4. Vorgehen bei Verdacht auf kongenitale Zikavirus-Infektion
Wir verweisen auf die Interimsrichtlinien der CDC: http://www.cdc.gov/zika/hc-providers/index.html
Empfohlen wird eine Zikavirusdiagnostik beim Neugeborenen falls:
- beim Neugeborenen intrauterin oder bei der Geburt eine Mikrozephalie (< P3 für das
Gestationsalter) oder intrakranielle Verkalkungen festgestellt wird UND die Mutter sich
während der Schwangerschaft in einem Land mit Zikavirus-Zirkulation (siehe oben) aufhielt.
- bei der Mutter während der Schwangerschaft eine Zikavirus-Infektion mikrobiologisch
bestätigt wurde (auch bei inkonklusiven Testresultaten).
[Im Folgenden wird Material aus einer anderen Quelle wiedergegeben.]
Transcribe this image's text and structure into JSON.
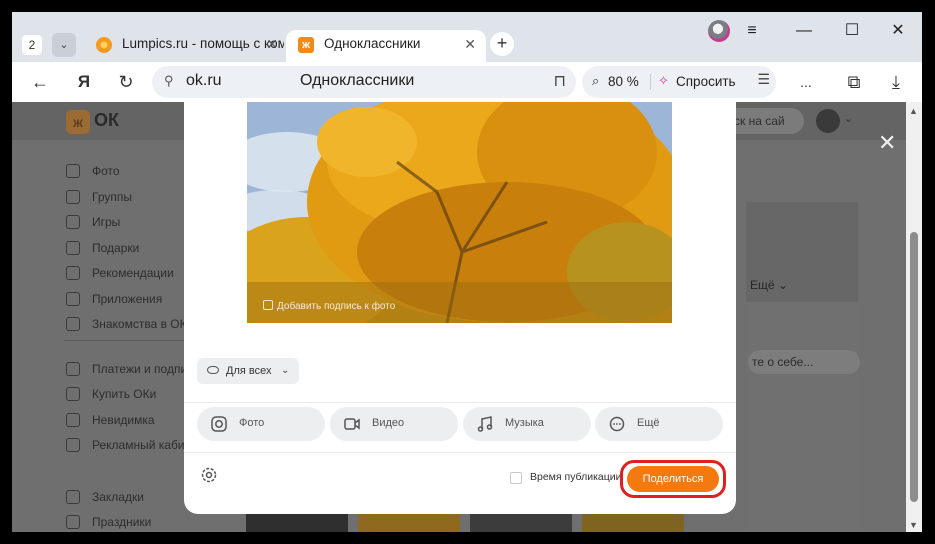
{
  "browser": {
    "tab_count": "2",
    "tabs": [
      {
        "title": "Lumpics.ru - помощь с ком"
      },
      {
        "title": "Одноклассники"
      }
    ],
    "address": {
      "host": "ok.ru",
      "page_title": "Одноклассники"
    },
    "zoom": "80 %",
    "ask_label": "Спросить",
    "more_label": "..."
  },
  "ok_page": {
    "logo_text": "ОК",
    "search_placeholder": "ск на сай",
    "sidebar": [
      {
        "label": "Фото",
        "icon": "camera-icon"
      },
      {
        "label": "Группы",
        "icon": "groups-icon"
      },
      {
        "label": "Игры",
        "icon": "gamepad-icon"
      },
      {
        "label": "Подарки",
        "icon": "gift-icon"
      },
      {
        "label": "Рекомендации",
        "icon": "compass-icon"
      },
      {
        "label": "Приложения",
        "icon": "apps-icon"
      },
      {
        "label": "Знакомства в ОК",
        "icon": "dating-icon"
      },
      {
        "label": "Платежи и подпис",
        "icon": "wallet-icon"
      },
      {
        "label": "Купить ОКи",
        "icon": "coin-icon"
      },
      {
        "label": "Невидимка",
        "icon": "invisible-icon"
      },
      {
        "label": "Рекламный кабин",
        "icon": "ads-icon"
      },
      {
        "label": "Закладки",
        "icon": "bookmark-icon"
      },
      {
        "label": "Праздники",
        "icon": "celebration-icon"
      }
    ],
    "right_more": "Ещё",
    "right_about_placeholder": "те о себе..."
  },
  "modal": {
    "photo_caption": "Добавить подпись к фото",
    "audience": "Для всех",
    "attachments": [
      {
        "label": "Фото",
        "icon": "camera-icon"
      },
      {
        "label": "Видео",
        "icon": "video-icon"
      },
      {
        "label": "Музыка",
        "icon": "music-icon"
      },
      {
        "label": "Ещё",
        "icon": "more-icon"
      }
    ],
    "publish_time_label": "Время публикации",
    "share_label": "Поделиться"
  },
  "colors": {
    "accent": "#f47a10",
    "highlight": "#e02020"
  }
}
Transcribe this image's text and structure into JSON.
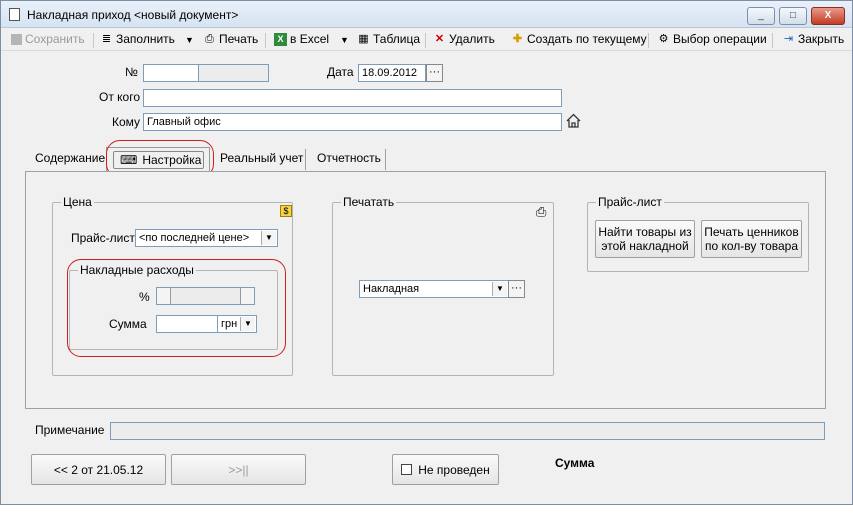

Zum jetzigen Zeitpunkt ist die optimale Nachweismethode einer kongenitalen Zikavirus-Infektion
nicht etabliert, deswegen ist sowohl der serologische, wie auch molekulargenetische Nachweis beim
Kind empfohlen:
- Die Blutentnahme erfolgt idealerweise direkt aus dem Nabelschnurblut, sonst innerhalb der
ersten 2 Lebenstage beim Kind
- Serumprobe (absolute Mindestmenge falls BE beim Kind 1ml Vollblut)
- EDTA-Probe (absolute Mindestmenge falls BE beim Kind 1.5ml Vollblut)
- Bei bereits intrauterin grossem Verdacht auf eine Zikavirus-Infektion bei der Mutter sollten
zusätzliche Gewebe (Nabelschnur, Plazenta) für die Diagnostik asserviert werden.
- Andere Ursachen einer Mikrozephalie/ intrakraniellen Verkalkungen (z.B. TORCH-Infektionen)
müssen gesucht werden.
Falls eine kongenitale Zikavirus-Infektion diagnostiziert wird, sollten Follow-up Kontrollen in
Rücksprache mit der Kinderneurologie Inselspital erfolgen.